Süleyman Kuku (rahmetullahi aleyh) efendi tarafından Arabîden terceme edilmiştir.
Ey seyyidler seyyidi, sana niyetle geldim,
Rızanı ümid eder, himâyeni isterim.
Ve Ey hayrül-halâik, yemin ile söylerim,
Kalbimdeki muhabbet yalnız sanadır derim.
Makamın hakkı için ki ben sana aşıkım,
Ve Allah biliyor ki, ben seni çok severim.
Sen o zâtsın ki, eğer yaratılmasaydın sen,
Tek bir kişi bile halk olmazdı erkeklerden.
Hayır, yanlış söyledim, yalnız erkekler değil,
Hiçbir şey var olmazdı, haber budur Rabbinden.

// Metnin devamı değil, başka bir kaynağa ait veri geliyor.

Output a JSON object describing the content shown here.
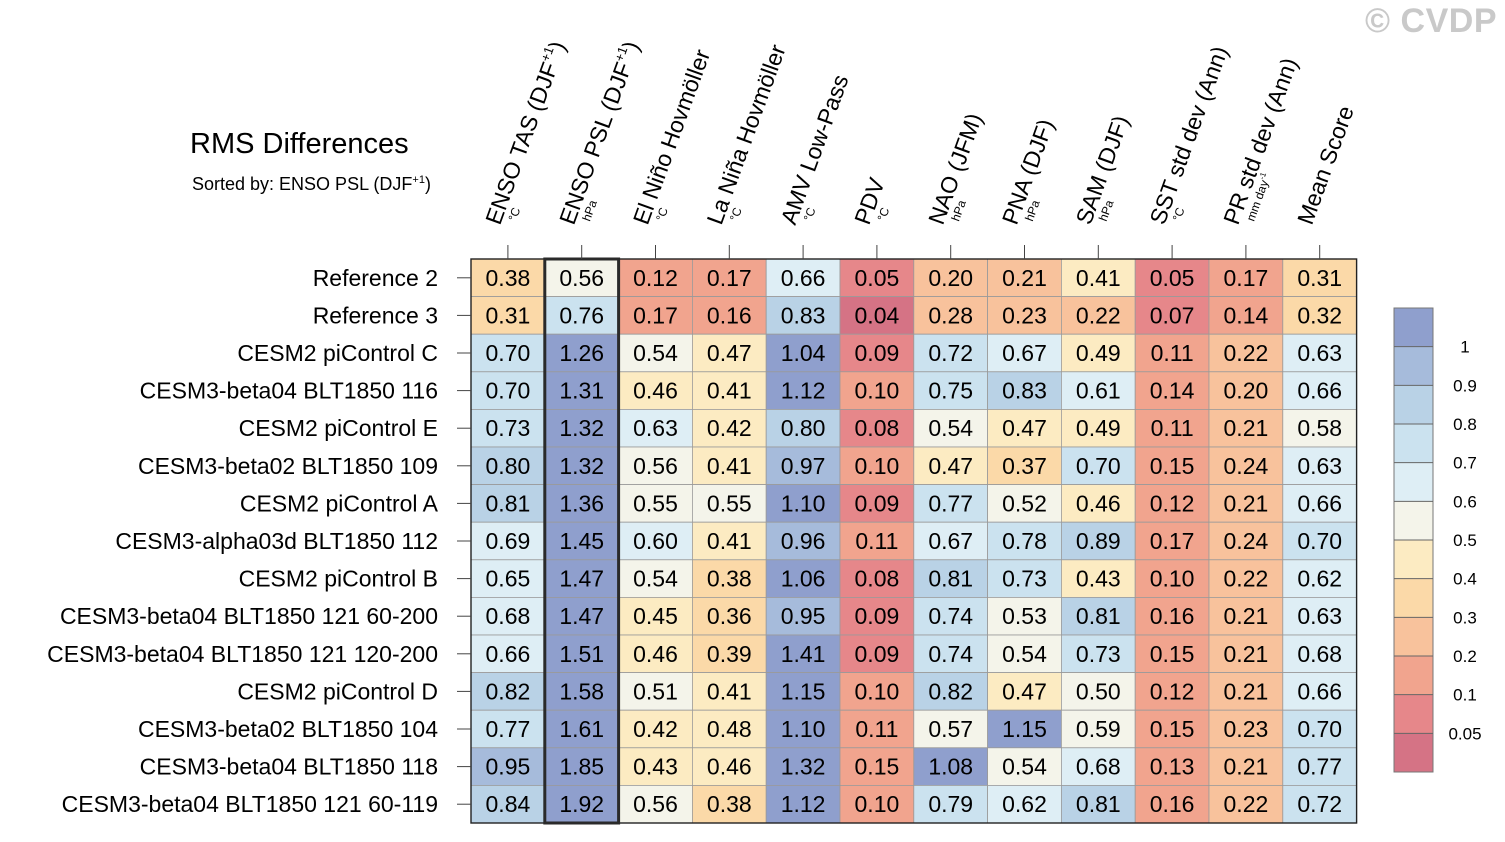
{
  "watermark": "© CVDP",
  "chart_data": {
    "type": "heatmap",
    "title": "RMS Differences",
    "subtitle_prefix": "Sorted by: ENSO PSL (DJF",
    "subtitle_sup": "+1",
    "subtitle_suffix": ")",
    "columns": [
      {
        "label": "ENSO TAS (DJF",
        "sup": "+1",
        "close": ")",
        "unit": "°C"
      },
      {
        "label": "ENSO PSL (DJF",
        "sup": "+1",
        "close": ")",
        "unit": "hPa"
      },
      {
        "label": "El Niño Hovmöller",
        "unit": "°C"
      },
      {
        "label": "La Niña Hovmöller",
        "unit": "°C"
      },
      {
        "label": "AMV Low-Pass",
        "unit": "°C"
      },
      {
        "label": "PDV",
        "unit": "°C"
      },
      {
        "label": "NAO (JFM)",
        "unit": "hPa"
      },
      {
        "label": "PNA (DJF)",
        "unit": "hPa"
      },
      {
        "label": "SAM (DJF)",
        "unit": "hPa"
      },
      {
        "label": "SST std dev (Ann)",
        "unit": "°C"
      },
      {
        "label": "PR std dev (Ann)",
        "unit": "mm day",
        "unit_sup": "-1"
      },
      {
        "label": "Mean Score",
        "unit": ""
      }
    ],
    "rows": [
      "Reference 2",
      "Reference 3",
      "CESM2 piControl C",
      "CESM3-beta04 BLT1850 116",
      "CESM2 piControl E",
      "CESM3-beta02 BLT1850 109",
      "CESM2 piControl A",
      "CESM3-alpha03d BLT1850 112",
      "CESM2 piControl B",
      "CESM3-beta04 BLT1850 121 60-200",
      "CESM3-beta04 BLT1850 121 120-200",
      "CESM2 piControl D",
      "CESM3-beta02 BLT1850 104",
      "CESM3-beta04 BLT1850 118",
      "CESM3-beta04 BLT1850 121 60-119"
    ],
    "values": [
      [
        "0.38",
        "0.56",
        "0.12",
        "0.17",
        "0.66",
        "0.05",
        "0.20",
        "0.21",
        "0.41",
        "0.05",
        "0.17",
        "0.31"
      ],
      [
        "0.31",
        "0.76",
        "0.17",
        "0.16",
        "0.83",
        "0.04",
        "0.28",
        "0.23",
        "0.22",
        "0.07",
        "0.14",
        "0.32"
      ],
      [
        "0.70",
        "1.26",
        "0.54",
        "0.47",
        "1.04",
        "0.09",
        "0.72",
        "0.67",
        "0.49",
        "0.11",
        "0.22",
        "0.63"
      ],
      [
        "0.70",
        "1.31",
        "0.46",
        "0.41",
        "1.12",
        "0.10",
        "0.75",
        "0.83",
        "0.61",
        "0.14",
        "0.20",
        "0.66"
      ],
      [
        "0.73",
        "1.32",
        "0.63",
        "0.42",
        "0.80",
        "0.08",
        "0.54",
        "0.47",
        "0.49",
        "0.11",
        "0.21",
        "0.58"
      ],
      [
        "0.80",
        "1.32",
        "0.56",
        "0.41",
        "0.97",
        "0.10",
        "0.47",
        "0.37",
        "0.70",
        "0.15",
        "0.24",
        "0.63"
      ],
      [
        "0.81",
        "1.36",
        "0.55",
        "0.55",
        "1.10",
        "0.09",
        "0.77",
        "0.52",
        "0.46",
        "0.12",
        "0.21",
        "0.66"
      ],
      [
        "0.69",
        "1.45",
        "0.60",
        "0.41",
        "0.96",
        "0.11",
        "0.67",
        "0.78",
        "0.89",
        "0.17",
        "0.24",
        "0.70"
      ],
      [
        "0.65",
        "1.47",
        "0.54",
        "0.38",
        "1.06",
        "0.08",
        "0.81",
        "0.73",
        "0.43",
        "0.10",
        "0.22",
        "0.62"
      ],
      [
        "0.68",
        "1.47",
        "0.45",
        "0.36",
        "0.95",
        "0.09",
        "0.74",
        "0.53",
        "0.81",
        "0.16",
        "0.21",
        "0.63"
      ],
      [
        "0.66",
        "1.51",
        "0.46",
        "0.39",
        "1.41",
        "0.09",
        "0.74",
        "0.54",
        "0.73",
        "0.15",
        "0.21",
        "0.68"
      ],
      [
        "0.82",
        "1.58",
        "0.51",
        "0.41",
        "1.15",
        "0.10",
        "0.82",
        "0.47",
        "0.50",
        "0.12",
        "0.21",
        "0.66"
      ],
      [
        "0.77",
        "1.61",
        "0.42",
        "0.48",
        "1.10",
        "0.11",
        "0.57",
        "1.15",
        "0.59",
        "0.15",
        "0.23",
        "0.70"
      ],
      [
        "0.95",
        "1.85",
        "0.43",
        "0.46",
        "1.32",
        "0.15",
        "1.08",
        "0.54",
        "0.68",
        "0.13",
        "0.21",
        "0.77"
      ],
      [
        "0.84",
        "1.92",
        "0.56",
        "0.38",
        "1.12",
        "0.10",
        "0.79",
        "0.62",
        "0.81",
        "0.16",
        "0.22",
        "0.72"
      ]
    ],
    "sorted_column_index": 1,
    "colorbar": {
      "levels": [
        "1",
        "0.9",
        "0.8",
        "0.7",
        "0.6",
        "0.5",
        "0.4",
        "0.3",
        "0.2",
        "0.1",
        "0.05"
      ],
      "colors": [
        "#8f9fcd",
        "#a6bbdb",
        "#b9d2e6",
        "#cbe2ef",
        "#deeef5",
        "#f4f4ea",
        "#fcebc2",
        "#fbd9a8",
        "#f8c29c",
        "#f1a48e",
        "#e6878a",
        "#d57385"
      ]
    }
  }
}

Sen o zâtsın dolunay nûrundan biraz almış,
Güneşse ziyâsını yalnız veriyor senden.
Sen o zâtsın ki, semâ sevindi mirâcınla,
Ve sevindi yedi kat gökler yükselişinden.
Sen o zâtsın ki, Rabbin sana "merhaba" dedi,
Haber verdi bununla kurbundan, sevgisinden.
Sen o zâtsın, şefâat istedin bizim için,
Rabbin buyurdu: Rızam ayrılmaz seninkinden.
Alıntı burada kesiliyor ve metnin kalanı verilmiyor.